The judges should set their own standards for each category. As long as they are consistent in applying those standards to each group, then their numbers will be correctly weighted in the final score. It doesn’t matter if one judge is strict and another lenient since in the end, it is the total score across all of the judges which we use to weigh the teams. But those judges who are too generous in their grading need to realize that they are flattening out the distinctions between the teams.

In our process, we tally the scores to get a straw poll vote of where the judges have aligned themselves. The judges are often surprised by their own overall scores on the different projects. Subjectively, we will weigh some elements more than others in forming our overall impressions of the team. But if we weigh each element equally, we may find a team did better overall without being the best in any particular category. Once we have a set of scores, we then discuss the presentations to make sure we are fully comfortable with where the collective tally breaks. In some cases, we end up with two teams, which are only a few points apart in scoring, well within the margin of error, and we have occasionally had absolute ties on the first stage of the scoring. Talking through the presentations may help us appreciate things we missed the first time through or think more deeply about potential problems in the team’s approach. We often will then recalibrate our scores and retally the results.

Another reason why you always discuss the projects among the judges is because ultimately, we see winning and losing the competition as less important than the critique we are able to provide to each team on its work. Talking it through helps us to identify high and low points on each presentation, which will be discussed as we critique their work. Often, we will give secondary awards which foreground what we see as the biggest strength of each presentation, so that each team has some kind of moral victory in the final presentation. So, for example, we may take each of the criteria and decide which team performed best on each, giving out recognition for best visual design, most faithful to the original content, or most innovative approach to narrative.

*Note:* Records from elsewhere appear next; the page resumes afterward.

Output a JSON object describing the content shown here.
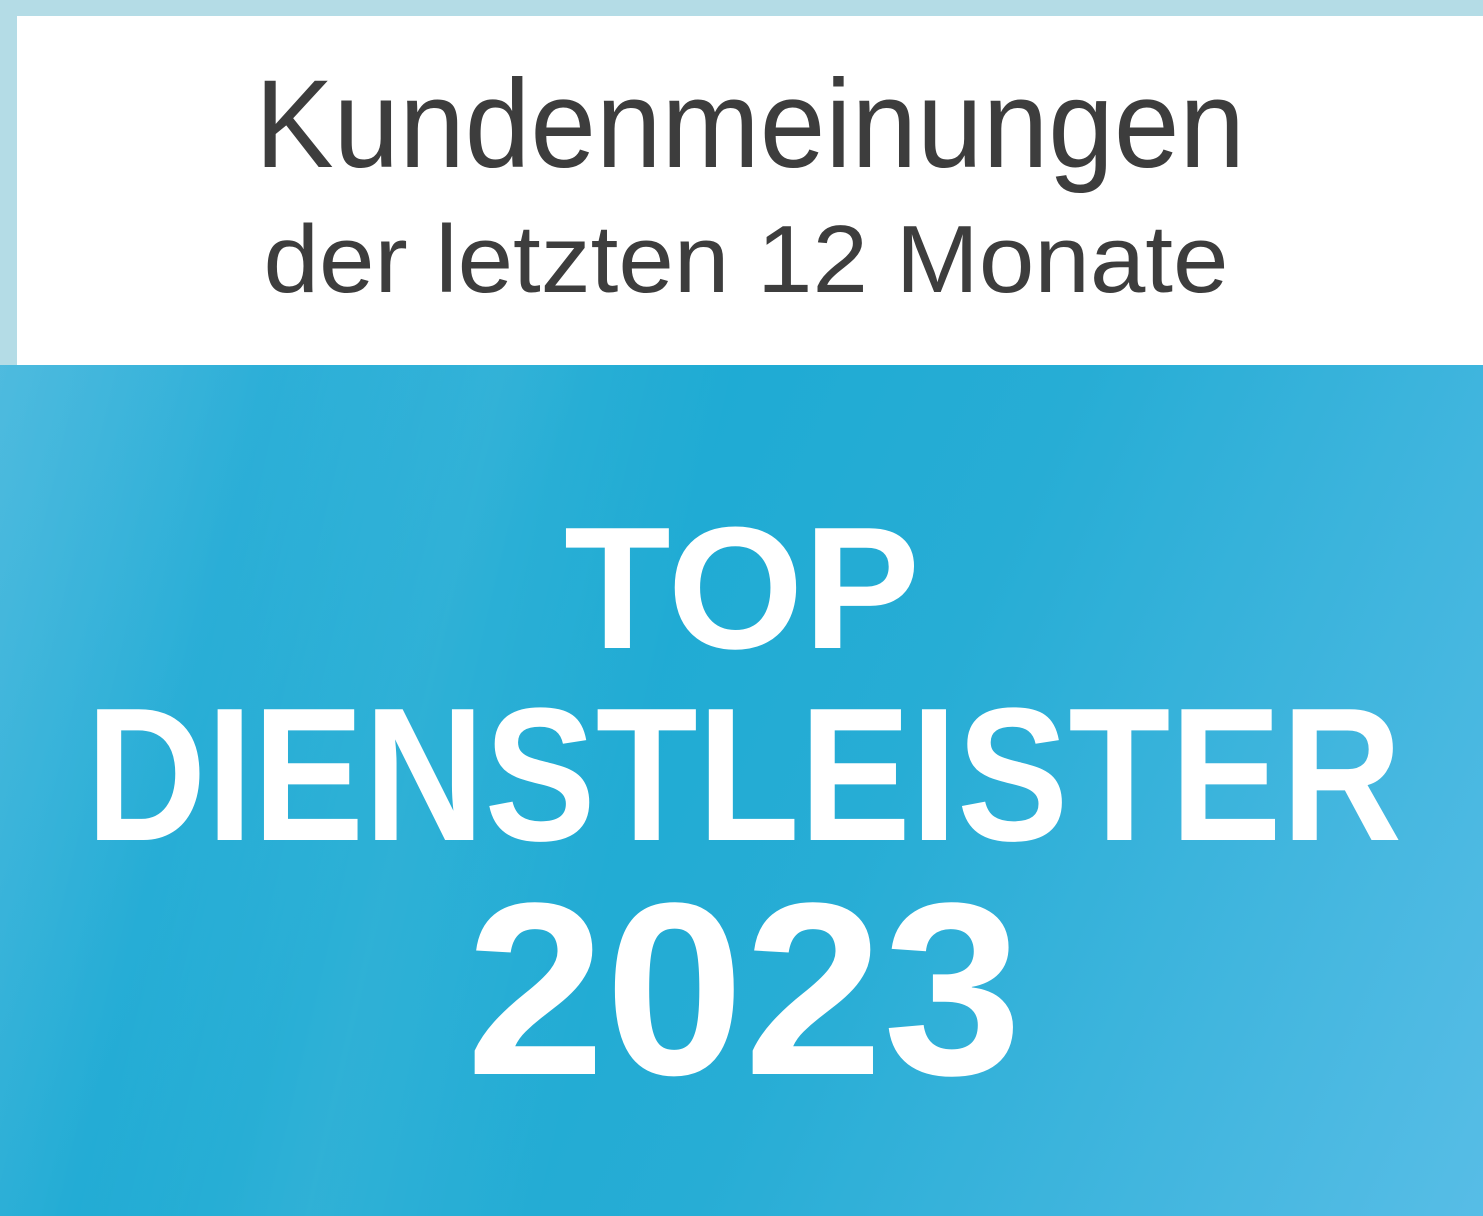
{
  "header": {
    "title": "Kundenmeinungen",
    "subtitle": "der letzten 12 Monate"
  },
  "award": {
    "line1": "TOP",
    "line2": "DIENSTLEISTER",
    "line3": "2023",
    "year": "2023"
  },
  "colors": {
    "header_text": "#3d3d3d",
    "panel_background": "#ffffff",
    "frame_border": "#b4dce6",
    "award_text": "#ffffff",
    "award_blue_top": "#3ab3db",
    "award_blue_dark": "#1caad3",
    "award_blue_mid": "#27add5",
    "award_blue_light": "#57bde6"
  }
}
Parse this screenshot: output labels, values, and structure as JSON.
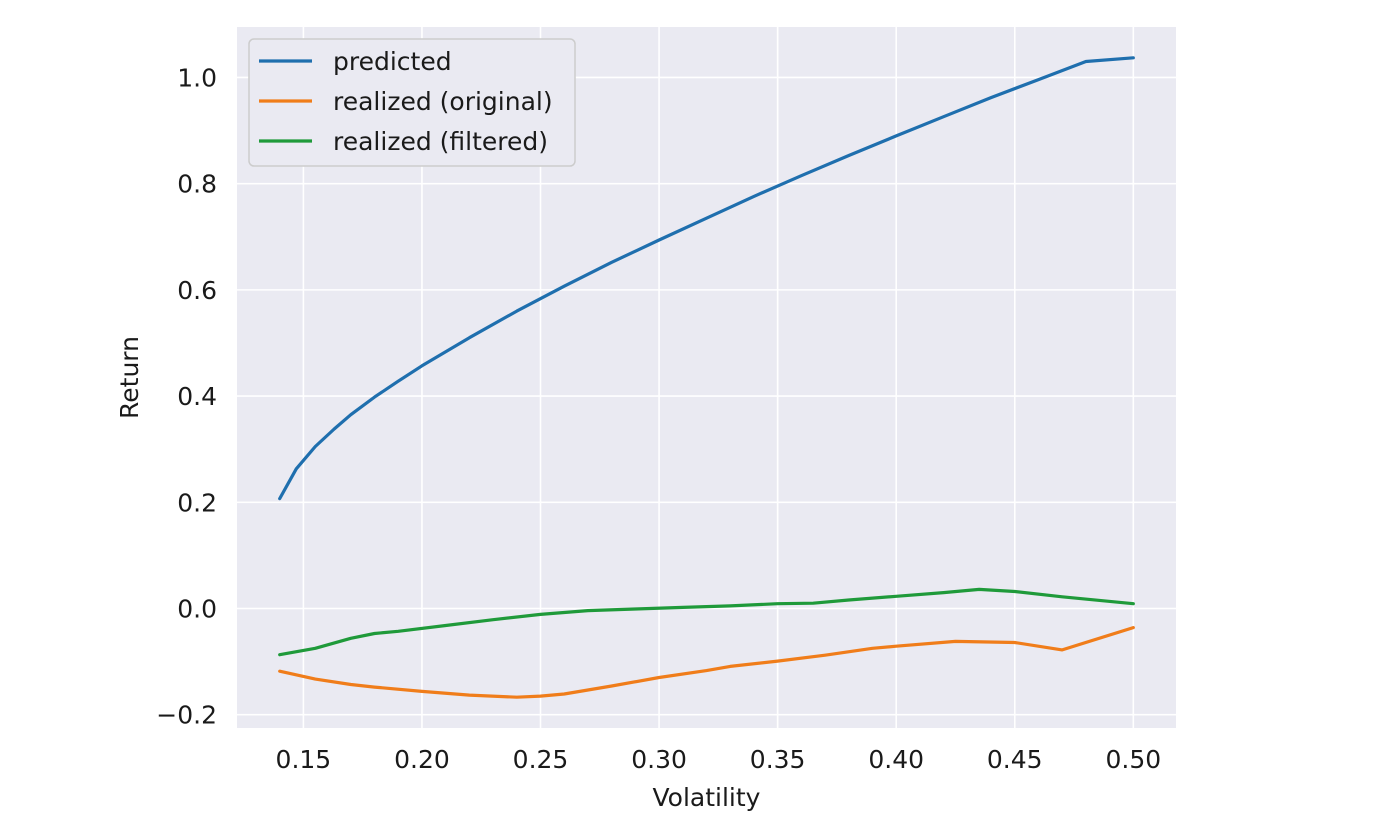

When the students come back into the room, we go through each group in order offering our critiques of their strengths and weaknesses. Obviously, one tries to be tactful in describing flaws in the presentations but we also feel it is important for all participants to have a sense of how the judges responded to each presentation. Doing the critiques first keeps students focused on what we are saying since they are looking for clues into which group may have pleased the judges the most. Usually, we have one judge designated to lead the critique of each group with the others jumping in as needed to elaborate on key points. It is important for the students to hear how a range of different judges with different types of expertise and backgrounds responded to their projects.

Typically, we spend 5-10 minutes on each group; trying to be even in the amount of time we spend on each. At the end of the process, we then announce the superlatives assigned to each group and finally, the ultimate winner of the competition. In the MIT context, because of our association with Sony, each member of the winning team receives some moderately priced electronic gadget. All participants in the process receive a certificate and many years, Sony brings a book or video tied to one of their current releases for each participant. Teachers will need to think about what kind of prize is appropriate for their students – perhaps a gift certificate from a local merchant.